Tensions surrounding the Nicaragua campus and its financial management forced University of Mobile president Michael Magnoli’s resignation last summer. Many expected the state convention to cancel support of the Mobile school in November.
Instead, they accepted a financial report from acting president Walter Hovell, which admitted”financial deterioration”of the school but promised that the school would continue working on the just-begun process of healing relations with the convention.
Just a year earlier, in the heat of another battle over trustee election, the Alabama Baptist Convention affected a fragile compromise which narrowly averted severing cords with Samford University in Birmingham, the second-largest Baptist school in the country.
_ Louisiana Baptists also sought answers to tensions swirling around their flagship school, Louisiana College in Pineville.
For three years, moderates and ultraconservatives have fought over alleged”liberalism”among the religion department faculty there. President Robert Lynn retired last year in the midst of heated debate.
Ultraconservative ministers leveled such vitriolic printed attacks against the school’s religion faculty that four professors filed slander suits. Their joint case is still in the court system.

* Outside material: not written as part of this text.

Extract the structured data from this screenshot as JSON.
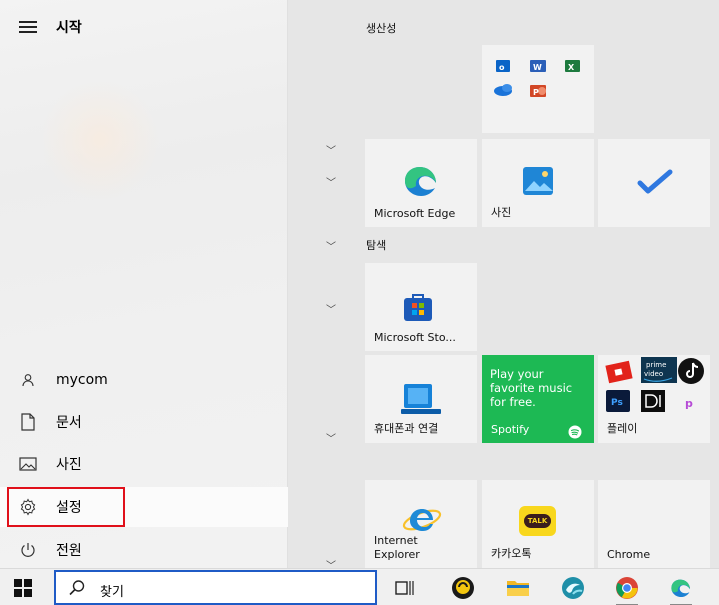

In a temporary rapprochement, all warring parties got together in August and agreed on a consensus candidate for the 1998 president of the Louisiana Baptist Convention. He is the Rev. Bob Anderson, a retired pastor who heads the Baton Rouge-based Antioch Affection Ministries, a counseling service aimed at helping churches and ministers in conflict.
The tensions over Baptists and their colleges, so raw in 1997, are not new to the 15.6 million-member denomination.
In the last 25 years, state Baptist conventions have cut historic ties with Stetson University in DeLand, Fla., Furman University in Greenville, S.C., and the University of Richmond in Virginia, in addition to Wake Forest University.
Meanwhile, the denomination’s six seminaries have gradually come under the control of ultraconservative trustees who have forced resignations of several professors and administrators who would not accept their enforcement of theological doctrines.”The basic questions in such situations are control, and the freedom for an institution to pursue its mission without undue outside influence,”said Mullinax, the Southern Baptist education expert.”When Baptist colleges and universities look at the Southern Baptist Convention seminaries … there is one question which haunts many of them: `Could we be next?'” (OPTIONAL TRIM FOLLOWS. STORY MAY END HERE.)
The deep-seated theological conflicts peaked a decade ago when ultraconservatives made an open move to divorce Baptist schools from all educational accreditation agencies and to form their own exclusively Southern Baptist Convention accreditation agency. That effort stalled.
But early in 1997, when a major restructuring of the SBC was finalized, the SBC Education Commission in Nashville was abolished”in a move for efficiency.”Now, a new education commission has been formed by the presidents of the moderate Baptist colleges.
In addition, some are pushing for a new vehicle to keep ultraconservative and moderate Baptist educators talking to each other across state lines. What structure that will take is anybody’s guess.